O Fluminense está de luto. Faleceu na noite desta quarta-feira o ex-atacante Ézio Leal Moraes Filho, o Super Ézio, ídolo tricolor na década de 90 e nono maior artilheiro da história do clube, com 119 gols em 237 jogos. Ele estava internado em um hospital de Jacarepaguá, Zona Oeste do Rio de Janeiro, por causa de um câncer no pâncreas.
A pedido da família, o velório será realizado nesta quinta-feira no Salão Nobre das Laranjeiras, de 9h a 15h.
Jogador do Fluminense entre 1991 e 1995, e também com passagens por outros clubes como Atlético-MG, Bangu, Olaria e Americano, Ézio descobriu a doença em outubro de 2010. Mas só a tornou pública no início do último mês de setembro, quando, apesar dos diversos tratamentos, o câncer avançou e se tornou incontrolável. Na época, o atacante Fred lembrou o ídolo da torcida entrando em campo com uma camisa com o nome de Ézio às costas na partida contra o Corinthians, em 11 de setembro, pela 23ª rodada do Campeonato Brasileiro. A homenagem deu sorte, e o Tricolor venceu a partida justamente com o gol de seu atual camisa 9.

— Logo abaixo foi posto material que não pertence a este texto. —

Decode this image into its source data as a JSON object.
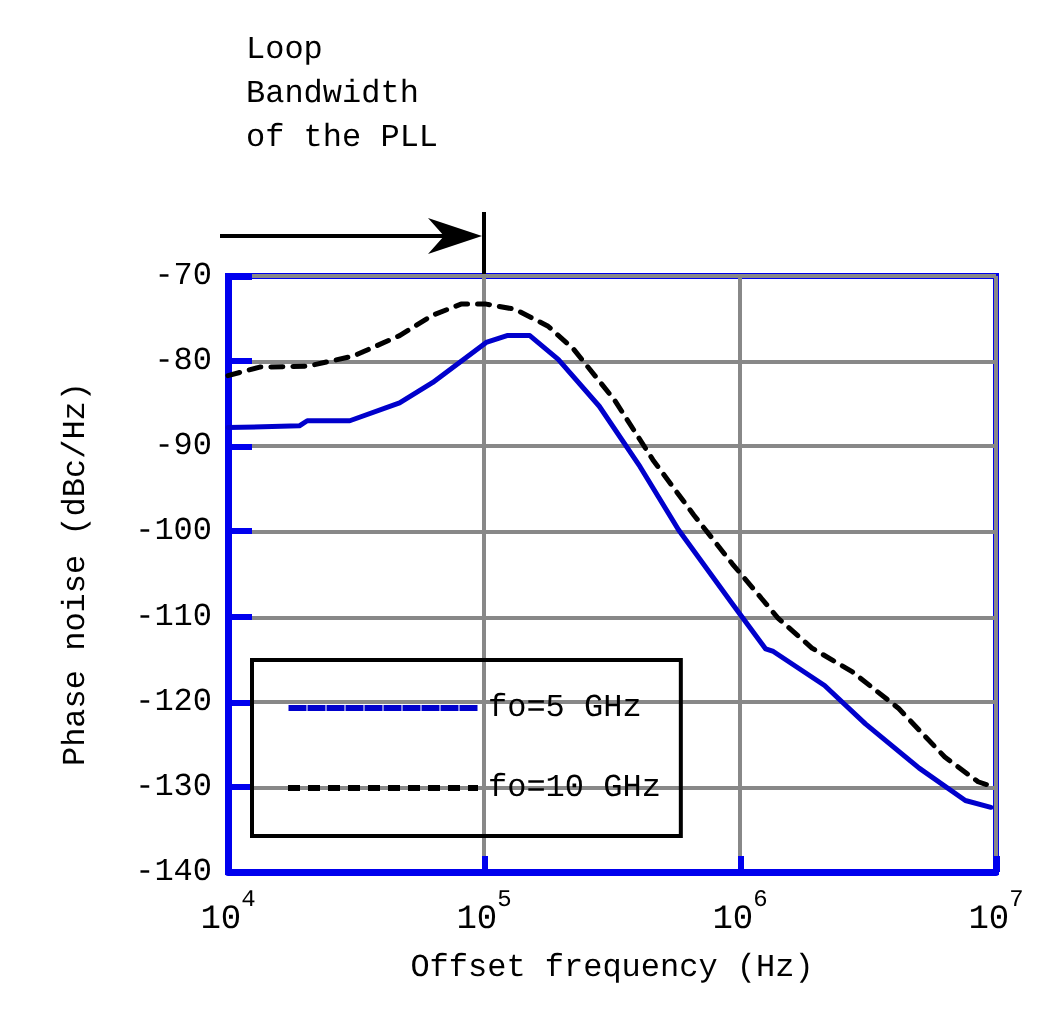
{
  "chart_data": {
    "type": "line",
    "xlabel": "Offset frequency (Hz)",
    "ylabel": "Phase noise (dBc/Hz)",
    "log": "x",
    "xlim": [
      10000,
      10000000
    ],
    "ylim": [
      -140,
      -70
    ],
    "xticks": [
      {
        "value": 10000,
        "label": "10$^{4}$"
      },
      {
        "value": 100000,
        "label": "10$^{5}$"
      },
      {
        "value": 1000000,
        "label": "10$^{6}$"
      },
      {
        "value": 10000000,
        "label": "10$^{7}$"
      }
    ],
    "yticks": [
      -140,
      -130,
      -120,
      -110,
      -100,
      -90,
      -80,
      -70
    ],
    "grid": true,
    "legend": "bottom left",
    "marker": "none",
    "annotations": [
      "Loop\nBandwidth\nof the PLL"
    ],
    "series": [
      {
        "name": "fo=5 GHz",
        "color": "#0000cc",
        "line_style": "solid",
        "x": [
          10000,
          19000,
          20400,
          29900,
          46800,
          63100,
          102000,
          123000,
          151000,
          195000,
          282000,
          407000,
          575000,
          933000,
          1260000,
          1350000,
          2140000,
          3090000,
          5010000,
          7590000,
          9550000
        ],
        "values": [
          -87.8,
          -87.6,
          -87.0,
          -87.0,
          -84.9,
          -82.5,
          -77.8,
          -77.0,
          -77.0,
          -79.8,
          -85.3,
          -92.4,
          -99.8,
          -108.5,
          -113.8,
          -114.1,
          -118.1,
          -122.6,
          -127.8,
          -131.6,
          -132.4
        ]
      },
      {
        "name": "fo=10 GHz",
        "color": "#000000",
        "line_style": "dashed",
        "x": [
          10000,
          13300,
          20400,
          30900,
          46800,
          63100,
          81300,
          102000,
          132000,
          178000,
          224000,
          324000,
          457000,
          661000,
          933000,
          1410000,
          1910000,
          2750000,
          4170000,
          6310000,
          8510000,
          9330000
        ],
        "values": [
          -81.7,
          -80.7,
          -80.6,
          -79.4,
          -77.0,
          -74.6,
          -73.3,
          -73.3,
          -73.9,
          -75.9,
          -78.6,
          -84.6,
          -91.6,
          -98.1,
          -103.8,
          -110.2,
          -113.7,
          -116.5,
          -120.8,
          -126.5,
          -129.4,
          -129.8
        ]
      }
    ]
  }
}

O presidente Peter Siemsen decretou sete dias de luto pelo falecimento do ídolo.
- Ézio é um dos maiores artilheiros da história do Fluminense. Em um momento difícil para o clube, a década de 90, ele talvez tenha sido o maior ídolo daquela geração. Estamos sentindo muito esse falecimento. A perda de um ídolo dói demais - lamentou Siemsen, por telefone, ao GLOBOESPORTE.COM, direto dos Estados Unidos, onde está a trabalho.
Ézio é o segundo jogador importante da história tricolor a falecer de câncer em pouco menos de dois meses. No fim de agosto, o ex-zagueiro Pinheiro, de 79 anos, segundo jogador que mais vestiu a camisa do Fluminense, com 605 jogos entre 1949 e 1963, também foi vítima da mesma doença.